The combination of these advanced computing architectures, combined with the power, scalability, and easy-to-use modular data centers has the power to multiply life sciences efforts toward the scale of vaccine achievements in recent years.

>See also: Trends in data center sustainability

Cyber ​​security at the edge

In fact, edge computing has been cited to address some of the other problems experienced by the life science sector. The value of data and the criticality of pharmaceutical research have made it a particular target for cybercriminals, with ransomware attacks an increasingly common occurrence.

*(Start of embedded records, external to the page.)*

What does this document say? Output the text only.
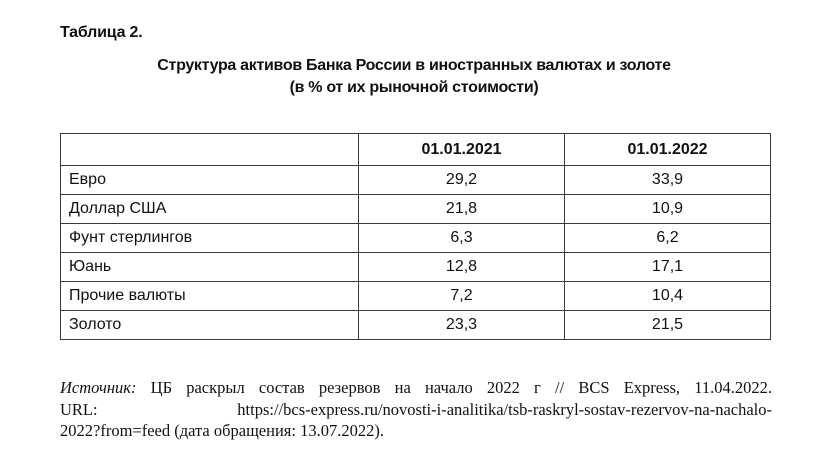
Таблица 2.
Структура активов Банка России в иностранных валютах и золоте
(в % от их рыночной стоимости)
	01.01.2021	01.01.2022
Евро	29,2	33,9
Доллар США	21,8	10,9
Фунт стерлингов	6,3	6,2
Юань	12,8	17,1
Прочие валюты	7,2	10,4
Золото	23,3	21,5
Источник: ЦБ раскрыл состав резервов на начало 2022 г // BCS Express, 11.04.2022.
URL: https://bcs-express.ru/novosti-i-analitika/tsb-raskryl-sostav-rezervov-na-nachalo-
2022?from=feed (дата обращения: 13.07.2022).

Edge computing has the ability to mitigate the risks associated with healthcare and life sciences, as its ability to process data closer to where it is generated and consumed reduces exposure to attacks through faster detection, a smaller attack surface and faster time to response.

Next-generation software systems that combine the power of the cloud with AI and machine learning capabilities also significantly strengthen cybersecurity. Such tools offer comprehensive insights into critical vulnerabilities, with some able to proactively identify legacy platforms in need of patching and modernization. These comprehensive monitoring and management tools are used across edge computing and data center environments to ensure life science infrastructure systems are secure, resilient, and secure from both downtime and vulnerability.

The contribution of the life sciences to the health and well-being of the global population cannot be underestimated. These organizations continue to demonstrate the ability to step up and perform incredible feats of innovation and protect humanity. Supported by data infrastructures that can match the pace, agility and reliability of the industry, innovation in drug discovery and disease prevention will continue apace. Edge computing, with its unique ability to support the modern needs of life sciences, will ensure that nothing holds back the pace of transformation and that its reach continues to benefit all people on Earth.

Marc Garner is Senior Vice President, Secure Power Division at Schneider Electric Europe.